Warszawska Stodoła przeżyła face lifting, co widać (nowa sala Open Stage), słychać (koncert za koncertem). Klub jest miejscem szczególnym, mającym tradycję sięgającą czasów jazzowych odlotów naszych rodziców. Atmosfera panująca w tym miejscu zawsze sprzyjała nietuzinkowym osobowościom. Takim jak Jarle Bernhoft, który w poniedziałkowy wieczór zaprezentował w pełni swój kunszt muzyczny, jak i urok osobisty, przejawiający się w doskonałym kontakcie z publicznością.

„Pop music” – to nie brzmi źle. Pod warunkiem, że mamy do czynienia z twórczością muzyków pokroju Norwega. Doskonały piosenkarz, świetny gitarzysta, wyjątkowy kompozytor i multiinstrumentalista. I w takiej kolejności należy mówić o atutach koncertowej wersji artysty. Głos Bernhofta to znak rozpoznawczy jego brzmienia. Ciepły, bardzo charakterystyczny, o specyficznej barwie, powodował, że jego koncertowe wersje nagrań sprawiały wrażenie oryginalnych, niekiedy odkrywczych. Bernhoft w świetnej formie, to leciutko, to zawadiacko opowiadał bajki swoim wokalem. Wejścia miał zawsze delikatne, a rozkręcał się w trakcie solówek zbudowanych najczęściej w formie gospelowego dialogu: pytanie – odpowiedź. Nie obyło się bez ponownie przearanżowanego, superfunkowego Cmon Talk i elektronicznie podrasowanego Choices. Space In My Heart zaśpiewał czystym i wzruszająco ciepłym głosem, bez humorystycznych ozdobników, pokazując, że doskonale zna tradycyjne podejście do sztuki wokalnej, a że podczas koncertu dużo eksperymentował, wzbogaciło to, a nie zubożyło jego muzykę.

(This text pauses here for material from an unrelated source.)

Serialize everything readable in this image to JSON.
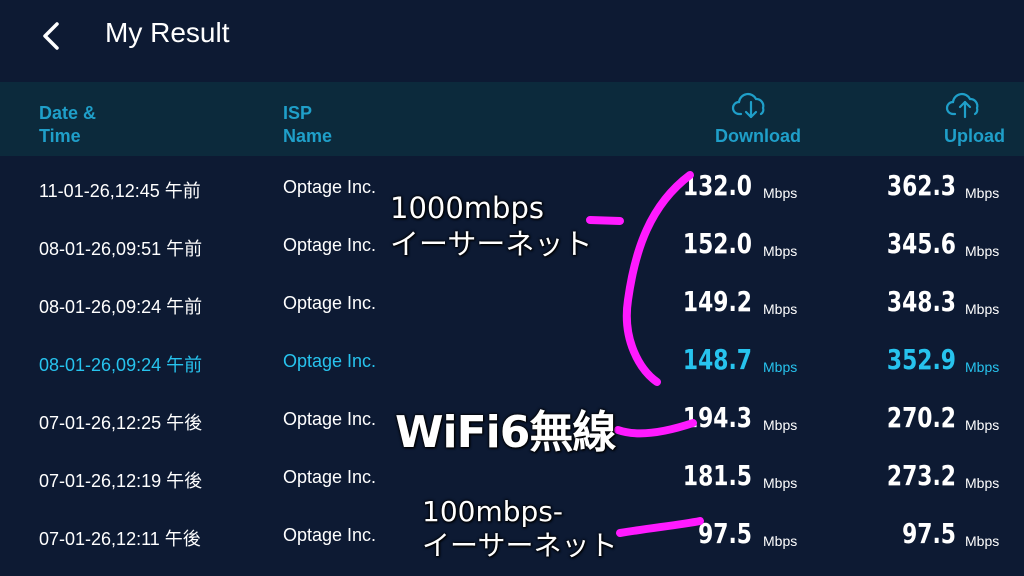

Jarle zaskoczył jako gitarzysta. Niewielu na świecie traktuje dziś swój instrument w podobny sposób. Grał bardzo rytmicznie, a jednocześnie lekko i delikatnie. Operował „pełnym”, soczystym i niejako naturalnym dźwiękiem. Momentami trudno było uwierzyć, że muzykę wykonywał tylko jeden muzyk. Jarle w sposób mistrzowski inteligentnie i twórczo wykorzystał pokaźny zestaw efektów gitarowych.

W trakcie półtoragodzinnego występu artysta zagrał prawie wszystkie swoje największe przeboje. Niestety zabrakło Stay With Me – utworu, od którego wielu fanów zaczynało swoją przygodę z twórczością Norwega.

Świat muzyki popularnej nie zna w tej chwili większego majsterkowicza niż Bernhoft. Jego elektryczne wynalazki oraz filuterne kompozycje publiczność po prostu uwielbia. Patenty Bernhofta, a szczególnie wokaliza, grają na nerwach dogmatycznym krytykom.